What I've learned - the hard way, and I mean the hard way - is that having somewhere to land when these things happen is not a luxury. It's not self-indulgent. It's what makes the difference between being slowly hollowed out by it all, and finding your way through with something still intact.

The tools I found in that festival tent - and everything I've learned since, through training, research, working with clients, and a frankly obsessive quest to understand what actually helps - I have tested all of it. Against real things. Extensively. They work.

I won't tell you I have it all figured out. That would be a lie, and I don't do those.

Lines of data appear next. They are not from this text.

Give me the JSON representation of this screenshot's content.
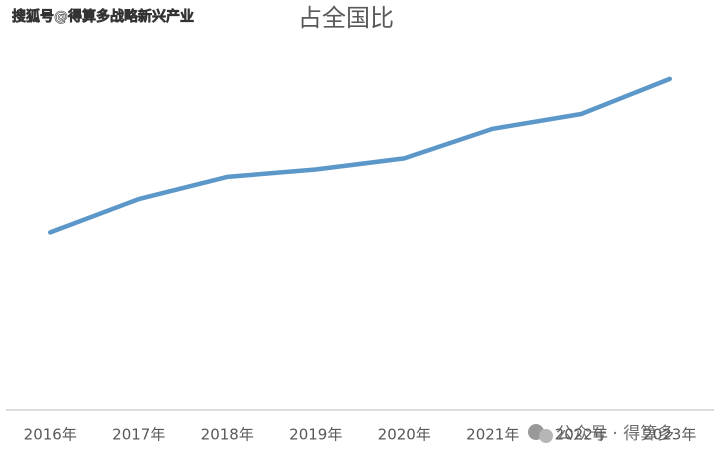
{
  "chart_data": {
    "type": "line",
    "title": "占全国比",
    "categories": [
      "2016年",
      "2017年",
      "2018年",
      "2019年",
      "2020年",
      "2021年",
      "2022年",
      "2023年"
    ],
    "series": [
      {
        "color": "#5b97c8",
        "values": [
          48,
          57,
          63,
          65,
          68,
          76,
          80,
          89.5
        ]
      }
    ],
    "ylim": [
      0,
      100
    ]
  },
  "watermarks": {
    "top_left": "搜狐号@得算多战略新兴产业",
    "bottom_right": "公众号 · 得算多"
  }
}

I'm still in the middle of some of it. The grief, the rebuilding, the figuring-out-what-comes-next. The financial landscape of being a self-employed single mum is - let's call it creative.

And yet.

When the proverbial shit hits the fan - and it does, still, regularly - I connect my mind and my body and I figure out what to do without adding accumulated anxiety on top. I know how to find my footing when the ground keeps moving. I know how to carry grief without being buried by it. I know how to keep going without abandoning myself in the process.

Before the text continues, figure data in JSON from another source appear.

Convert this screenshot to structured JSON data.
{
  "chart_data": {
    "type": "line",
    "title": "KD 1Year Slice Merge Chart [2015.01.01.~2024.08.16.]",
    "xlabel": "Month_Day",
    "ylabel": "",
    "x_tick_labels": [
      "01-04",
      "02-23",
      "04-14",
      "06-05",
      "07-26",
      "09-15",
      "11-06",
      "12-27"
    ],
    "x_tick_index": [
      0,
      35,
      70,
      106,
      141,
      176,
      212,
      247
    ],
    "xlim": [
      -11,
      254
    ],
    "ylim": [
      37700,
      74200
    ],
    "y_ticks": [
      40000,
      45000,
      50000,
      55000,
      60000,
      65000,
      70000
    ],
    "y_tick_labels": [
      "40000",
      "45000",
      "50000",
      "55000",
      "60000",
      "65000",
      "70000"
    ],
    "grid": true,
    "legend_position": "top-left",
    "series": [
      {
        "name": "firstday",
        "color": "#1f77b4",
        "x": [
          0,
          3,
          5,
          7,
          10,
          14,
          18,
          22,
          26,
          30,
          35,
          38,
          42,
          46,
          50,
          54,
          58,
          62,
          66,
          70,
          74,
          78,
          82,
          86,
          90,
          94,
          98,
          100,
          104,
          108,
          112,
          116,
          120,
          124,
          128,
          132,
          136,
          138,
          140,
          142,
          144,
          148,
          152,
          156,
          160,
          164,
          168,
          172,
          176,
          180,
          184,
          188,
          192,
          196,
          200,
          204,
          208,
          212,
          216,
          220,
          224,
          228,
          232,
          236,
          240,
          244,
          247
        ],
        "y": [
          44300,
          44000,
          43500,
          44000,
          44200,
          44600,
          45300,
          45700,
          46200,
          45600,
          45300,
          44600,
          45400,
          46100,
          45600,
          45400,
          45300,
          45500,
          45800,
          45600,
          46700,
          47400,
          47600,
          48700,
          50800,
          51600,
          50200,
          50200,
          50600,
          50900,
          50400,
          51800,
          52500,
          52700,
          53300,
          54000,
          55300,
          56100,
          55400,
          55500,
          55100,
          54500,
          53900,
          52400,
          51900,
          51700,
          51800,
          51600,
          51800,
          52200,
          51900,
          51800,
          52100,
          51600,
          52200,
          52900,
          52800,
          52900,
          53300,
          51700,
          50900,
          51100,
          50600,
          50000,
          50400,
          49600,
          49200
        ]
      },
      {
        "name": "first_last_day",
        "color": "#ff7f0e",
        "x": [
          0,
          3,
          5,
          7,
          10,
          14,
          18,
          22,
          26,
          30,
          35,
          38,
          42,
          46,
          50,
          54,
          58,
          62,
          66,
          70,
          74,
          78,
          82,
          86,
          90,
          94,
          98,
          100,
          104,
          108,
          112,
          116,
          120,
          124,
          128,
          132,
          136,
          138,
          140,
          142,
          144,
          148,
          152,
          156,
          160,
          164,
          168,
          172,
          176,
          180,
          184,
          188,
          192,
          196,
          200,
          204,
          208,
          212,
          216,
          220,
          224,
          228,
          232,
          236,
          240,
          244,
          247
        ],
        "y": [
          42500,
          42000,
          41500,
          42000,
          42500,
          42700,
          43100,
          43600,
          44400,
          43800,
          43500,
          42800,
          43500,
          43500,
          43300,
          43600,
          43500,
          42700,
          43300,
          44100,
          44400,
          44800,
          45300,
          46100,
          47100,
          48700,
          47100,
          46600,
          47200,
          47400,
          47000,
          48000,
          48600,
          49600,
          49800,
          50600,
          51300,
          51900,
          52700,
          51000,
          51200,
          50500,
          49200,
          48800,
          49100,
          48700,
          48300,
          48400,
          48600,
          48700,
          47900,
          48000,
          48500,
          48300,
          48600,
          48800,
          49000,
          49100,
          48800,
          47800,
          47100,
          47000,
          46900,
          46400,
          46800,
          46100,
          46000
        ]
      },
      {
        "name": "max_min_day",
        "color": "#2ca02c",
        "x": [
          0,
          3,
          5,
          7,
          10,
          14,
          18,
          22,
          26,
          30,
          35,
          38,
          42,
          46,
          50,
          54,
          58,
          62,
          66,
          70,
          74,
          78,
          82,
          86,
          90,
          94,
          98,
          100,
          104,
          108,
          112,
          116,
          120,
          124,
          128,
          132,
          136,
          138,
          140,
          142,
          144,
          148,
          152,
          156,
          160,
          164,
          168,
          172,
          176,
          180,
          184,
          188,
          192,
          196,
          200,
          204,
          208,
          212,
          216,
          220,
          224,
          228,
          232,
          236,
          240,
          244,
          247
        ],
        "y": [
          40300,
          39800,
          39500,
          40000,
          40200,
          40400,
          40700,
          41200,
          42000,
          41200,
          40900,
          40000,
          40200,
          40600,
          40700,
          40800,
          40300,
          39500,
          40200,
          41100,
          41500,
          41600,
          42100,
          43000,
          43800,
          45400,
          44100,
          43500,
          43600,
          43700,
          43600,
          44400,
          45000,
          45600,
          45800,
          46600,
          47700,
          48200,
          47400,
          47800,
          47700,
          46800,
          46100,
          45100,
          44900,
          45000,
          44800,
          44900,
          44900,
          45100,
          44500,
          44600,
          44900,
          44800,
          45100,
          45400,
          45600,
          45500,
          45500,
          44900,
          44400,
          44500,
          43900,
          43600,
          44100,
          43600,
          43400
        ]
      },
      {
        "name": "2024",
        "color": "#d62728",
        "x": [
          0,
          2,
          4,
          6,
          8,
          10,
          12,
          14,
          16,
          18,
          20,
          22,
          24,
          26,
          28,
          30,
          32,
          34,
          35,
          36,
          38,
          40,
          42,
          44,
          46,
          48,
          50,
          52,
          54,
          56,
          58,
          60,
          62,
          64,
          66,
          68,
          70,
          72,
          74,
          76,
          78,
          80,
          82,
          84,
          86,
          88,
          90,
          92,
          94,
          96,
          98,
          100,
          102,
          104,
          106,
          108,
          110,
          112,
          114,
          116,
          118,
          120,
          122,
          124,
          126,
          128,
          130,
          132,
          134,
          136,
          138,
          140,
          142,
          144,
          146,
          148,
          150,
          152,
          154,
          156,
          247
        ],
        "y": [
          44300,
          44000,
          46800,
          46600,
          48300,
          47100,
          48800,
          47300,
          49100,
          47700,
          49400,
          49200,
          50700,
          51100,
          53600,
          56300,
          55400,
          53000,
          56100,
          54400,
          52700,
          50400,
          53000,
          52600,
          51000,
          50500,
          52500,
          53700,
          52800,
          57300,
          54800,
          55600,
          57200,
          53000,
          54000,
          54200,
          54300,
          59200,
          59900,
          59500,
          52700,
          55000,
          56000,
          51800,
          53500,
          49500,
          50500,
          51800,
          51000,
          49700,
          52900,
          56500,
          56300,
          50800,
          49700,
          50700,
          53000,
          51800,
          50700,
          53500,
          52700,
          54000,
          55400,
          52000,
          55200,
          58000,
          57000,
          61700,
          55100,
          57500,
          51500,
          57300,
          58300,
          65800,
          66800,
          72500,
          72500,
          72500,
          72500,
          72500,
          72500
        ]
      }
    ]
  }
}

That's what I want for you too.

Not a perfect life. Just the tools, the support, and the space to navigate whatever you're carrying - and to find out who you are on the other side of it.

If any of this sounds familiar - the holding it together, the unchosen changes, the sense that your usual tools aren't quite touching what's underneath - I'd love to work with you.

“I was in full burn out mode, feeling stuck but completely lacking in confidence in myself, not knowing what to do next. I had crippling anxiety, was signed off work sick and not finding joy in much or able to enjoy the things that usually nourished me. I’d tried everything - exercise, mindfulness, journaling, CBT, talking therapies - they helped, but not that much…which just further reinforced my feelings of getting everything wrong! I found it difficult to be kind to myself and was afraid of my emotions due to past trauma.

After working with Mia, my life has changed in so many unexpected ways. With her guidance I was able to connect to my true feelings and prioritise what was important to me. I renewed my connection with nature, which continues to give me great perspective on my life. I was able to let go of some limiting beliefs I held about myself. I had the space to make some big life decisions like handing my notice in at work. I also took the next step on a training course that I’d been procrastinating about for years!”

- Charlie M.

Mia and Eli taking a selfie after surfing in October, both in wetsuits and smiling, with Mia sticking her tongue out and Eli being super cool.

Still reading, eh?

Must be about time for some fun facts…

I’m a Mum to a creative, funny, kind, sport-loving whirlwind of a ten-year-old. He loves to quote my own coaching questions back to me, which is very annoying. I particularly regret teaching him to ‘ask for forgiveness, not for permission’.

I get up at 5am so I can have some blissful me-time before anyone wakes up and starts asking me questions. Sometimes I practice yoga and meditate. Sometimes I sit on the sofa in a blanket with a cacao, reading. May the universe have mercy on you if you interrupt me.

I’m a personal-growth-book-junkie (I’ll love you forever if you send me your recommendations!). I’ve too many favourites to count, but The Art of Possibility by Benjamin & Rosamund Zander is the one I give to others the most. I think Matt Haig is a gift to this world. 

After years of thinking I was an ENFP, I understood I’d been masking my introversion. Now it’s INFP all the way (I love speaking to large groups but Janey Mack please don’t ask me to network). I’m an Enneagram 9 (world peace? Working on it.) And if I had the choice of only one biscuit for the rest of my life, it would be a chocolate digestive. Dark, obviously. Only weirdos get the milk ones.

I’m a rambunctious learner. I have a degree in music & pop music, was once a chartered accountant, am trained in kidnapping and hostile environments (for being kidnapped, obvs - I’m rubbish at kidnapping other people), and am a qualified paragliding pilot. (Probably of greater relevance to you, I’m an ACC ICF accredited coach and a certified Inspirational Breathing Breathwork Practitioner).